Unser Mosa­ik in Kröll­witz könn­te viel­leicht auch noch 2000 Jah­re erhal­ten blei­ben. Alles was dafür nötig ist, ist etwas poli­ti­sches Momen­tum. Das Prä­si­di­um hat sich offen­bar in den Kopf gesetzt, alle Häu­ser aus der DDR abzu­rei­ßen. Das Bet­ten­haus IV ist das letz­te, das noch steht. Es gibt schon seit den 1980er Jah­ren immer wie­der Beschwer­lich­kei­ten mit den Was­ser­roh­ren. Die ein­zi­ge Kur soll wohl eine Roß­kur sein, näm­lich der Abriss des gan­zen Hau­ses aus dem Jahr 1981 samt Mosa­ik. Da ich zufäl­lig in die­sem Jahr, als das Haus gera­de ein­ge­weiht wor­den ist, im sel­ben Kran­ken­haus das Licht der Welt erblick­te, habe ich gar kein Ver­ständ­nis für den ewi­gen Neu­heits­wahn. Kann nicht ein­mal etwas ste­hen blei­ben, das gut ist, wie das Bet­ten­haus IV?

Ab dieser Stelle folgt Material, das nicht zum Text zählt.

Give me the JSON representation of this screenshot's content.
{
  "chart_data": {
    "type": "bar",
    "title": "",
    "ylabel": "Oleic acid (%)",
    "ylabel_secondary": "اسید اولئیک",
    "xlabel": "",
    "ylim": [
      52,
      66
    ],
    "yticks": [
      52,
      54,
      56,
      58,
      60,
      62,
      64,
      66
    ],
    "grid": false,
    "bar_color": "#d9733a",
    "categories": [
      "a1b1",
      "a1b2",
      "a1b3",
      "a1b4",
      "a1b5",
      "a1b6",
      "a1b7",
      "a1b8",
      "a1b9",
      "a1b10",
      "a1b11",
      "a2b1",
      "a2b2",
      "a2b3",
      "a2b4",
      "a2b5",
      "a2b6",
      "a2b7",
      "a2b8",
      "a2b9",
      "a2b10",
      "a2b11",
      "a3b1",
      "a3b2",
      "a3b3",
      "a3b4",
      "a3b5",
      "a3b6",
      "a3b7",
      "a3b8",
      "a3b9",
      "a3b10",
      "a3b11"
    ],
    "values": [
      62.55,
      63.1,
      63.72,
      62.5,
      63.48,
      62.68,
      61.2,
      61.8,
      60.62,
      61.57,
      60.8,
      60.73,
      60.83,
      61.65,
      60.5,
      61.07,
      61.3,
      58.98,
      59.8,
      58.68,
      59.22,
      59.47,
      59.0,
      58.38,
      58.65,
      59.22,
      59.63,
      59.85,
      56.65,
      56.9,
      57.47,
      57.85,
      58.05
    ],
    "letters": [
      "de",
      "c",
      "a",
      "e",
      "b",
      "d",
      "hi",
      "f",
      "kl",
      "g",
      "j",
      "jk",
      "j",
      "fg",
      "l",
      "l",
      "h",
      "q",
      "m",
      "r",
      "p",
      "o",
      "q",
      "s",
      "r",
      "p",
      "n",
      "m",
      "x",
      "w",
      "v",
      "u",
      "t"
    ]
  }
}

Die Initia­ti­ve "Freun­des­kreis Mosa­ik am UHK" for­dert den Erhalt von Mosa­iks und Bet­ten­haus. Wer mit­ma­chen möch­te kann ihr schrei­ben. (MosaikFreundinnen@systemli.org)

Mit dem mosa­ik­reich­tum steht Hal­le zwar nicht mehr in einer Rei­he mit Lis­sa­bon und Sao Pau­lo, aber im deut­schen Ver­gleich kann sich die Stadt sehen las­sen. Wie wäre es statt Land der Früh­auf­ste­her mit Stadt der Mosaike?